In 1948 the Institute was moved into the old buildings of the Royal Yacht club. When Bhabha realized that technology development for the atomic energy programme could no longer be carried out within TIFR he proposed to the government to build a new laboratory entirely devoted to this purpose. For this purpose, 1200 acres of land was acquired at Trombay from the Bombay Government.
Thus the Atomic Energy Establishment Trombay (AEET) started functioning in 1954. The same year the Department of Atomic Energy (DAE) was also established. He represented India in International Atomic Energy Forums, and as President of the United Nations Conference on the Peaceful Uses of Atomic Energy, in Geneva, Switzerland in 1955. He was elected a Foreign Honorary Member of the American Academy of Arts and Sciences in 1958.
Bhabha is generally acknowledged as the father of Indian nuclear power. Moreover, he is credited with formulating a strategy of focussing on extracting power from the country’s vast thorium reserves rather than its meagre uranium reserves. This thorium focused strategy was in marked contrast to all other countries in the world. The approach proposed by Bhabha to achieve this strategic objective became India’s three stage nuclear power programme.
Bhabha paraphrased the three stage approach as follows:
“The total reserves of thorium in India amount to over 500,000 tons in the readily extractable form, while the known reserves of uranium are less than a tenth of this.

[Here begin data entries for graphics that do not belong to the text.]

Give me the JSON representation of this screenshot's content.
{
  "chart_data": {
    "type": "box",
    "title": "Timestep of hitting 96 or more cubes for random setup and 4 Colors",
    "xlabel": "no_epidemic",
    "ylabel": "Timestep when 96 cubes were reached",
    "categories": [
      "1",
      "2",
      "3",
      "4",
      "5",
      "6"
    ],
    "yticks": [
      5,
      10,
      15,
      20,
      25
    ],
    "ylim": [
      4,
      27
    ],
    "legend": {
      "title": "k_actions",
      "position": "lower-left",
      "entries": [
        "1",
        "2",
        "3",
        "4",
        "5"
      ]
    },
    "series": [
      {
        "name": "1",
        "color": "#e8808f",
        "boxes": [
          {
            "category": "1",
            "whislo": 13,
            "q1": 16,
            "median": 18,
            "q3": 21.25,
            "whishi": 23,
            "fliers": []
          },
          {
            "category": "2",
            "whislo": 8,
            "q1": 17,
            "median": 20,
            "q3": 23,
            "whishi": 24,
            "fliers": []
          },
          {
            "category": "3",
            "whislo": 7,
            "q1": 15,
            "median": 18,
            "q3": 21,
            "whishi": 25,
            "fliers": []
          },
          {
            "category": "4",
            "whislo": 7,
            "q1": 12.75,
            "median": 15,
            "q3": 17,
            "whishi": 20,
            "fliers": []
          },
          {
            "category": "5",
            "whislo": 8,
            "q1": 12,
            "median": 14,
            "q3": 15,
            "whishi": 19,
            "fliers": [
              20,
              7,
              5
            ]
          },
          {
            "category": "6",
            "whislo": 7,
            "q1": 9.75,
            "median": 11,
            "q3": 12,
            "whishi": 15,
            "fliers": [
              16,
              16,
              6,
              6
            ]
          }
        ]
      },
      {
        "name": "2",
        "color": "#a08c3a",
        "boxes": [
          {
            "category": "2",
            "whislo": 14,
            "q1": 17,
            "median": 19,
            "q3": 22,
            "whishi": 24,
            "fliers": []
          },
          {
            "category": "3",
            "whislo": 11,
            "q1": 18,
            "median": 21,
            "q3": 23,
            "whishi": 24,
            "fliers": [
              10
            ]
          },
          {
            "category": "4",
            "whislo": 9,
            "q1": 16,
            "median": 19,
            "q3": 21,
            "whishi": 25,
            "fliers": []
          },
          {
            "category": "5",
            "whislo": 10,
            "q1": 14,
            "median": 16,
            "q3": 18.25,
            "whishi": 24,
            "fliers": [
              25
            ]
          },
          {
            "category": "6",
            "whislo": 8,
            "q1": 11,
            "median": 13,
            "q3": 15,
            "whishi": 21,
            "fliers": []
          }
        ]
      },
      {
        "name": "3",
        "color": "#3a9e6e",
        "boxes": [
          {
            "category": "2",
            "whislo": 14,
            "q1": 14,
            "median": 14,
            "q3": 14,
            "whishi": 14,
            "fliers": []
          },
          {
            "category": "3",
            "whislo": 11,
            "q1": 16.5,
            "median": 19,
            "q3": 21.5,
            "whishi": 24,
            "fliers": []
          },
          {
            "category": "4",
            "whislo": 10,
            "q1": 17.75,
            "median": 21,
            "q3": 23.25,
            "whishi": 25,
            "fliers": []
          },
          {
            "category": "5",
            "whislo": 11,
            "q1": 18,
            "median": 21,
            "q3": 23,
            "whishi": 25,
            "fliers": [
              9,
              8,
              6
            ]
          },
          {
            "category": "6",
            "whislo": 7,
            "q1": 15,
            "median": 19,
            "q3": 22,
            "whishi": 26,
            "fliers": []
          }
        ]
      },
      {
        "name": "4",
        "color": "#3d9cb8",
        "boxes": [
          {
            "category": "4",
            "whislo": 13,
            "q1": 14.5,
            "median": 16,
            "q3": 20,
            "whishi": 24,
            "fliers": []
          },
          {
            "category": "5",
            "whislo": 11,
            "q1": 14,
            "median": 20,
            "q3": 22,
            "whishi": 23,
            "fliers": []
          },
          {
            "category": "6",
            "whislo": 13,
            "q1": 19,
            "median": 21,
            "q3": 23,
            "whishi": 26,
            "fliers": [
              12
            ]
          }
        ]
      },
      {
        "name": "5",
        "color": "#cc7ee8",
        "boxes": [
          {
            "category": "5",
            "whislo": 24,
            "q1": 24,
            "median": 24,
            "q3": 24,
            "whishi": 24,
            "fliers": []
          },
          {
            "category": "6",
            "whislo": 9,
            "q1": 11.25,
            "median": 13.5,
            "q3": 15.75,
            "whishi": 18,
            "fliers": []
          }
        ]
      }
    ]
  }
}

The aim of long range atomic power programme in India must therefore be to base the nuclear power generation as soon as possible on thorium rather than uranium… The first generation of atomic power stations based on natural uranium can only be used to start off an atomic power programme… The plutonium produced by the first generation power stations can be used in a second generation of power stations designed to produce electric power and convert thorium into U-233, or depleted uranium into more plutonium with breeding gain… The second generation of power stations may be regarded as an intermediate step for the breeder power stations of the third generation all of which would produce more U-233 than they burn in the course of producing power.
He died when Air India Flight 101 crashed near Mont Blanc on 24 January 1966.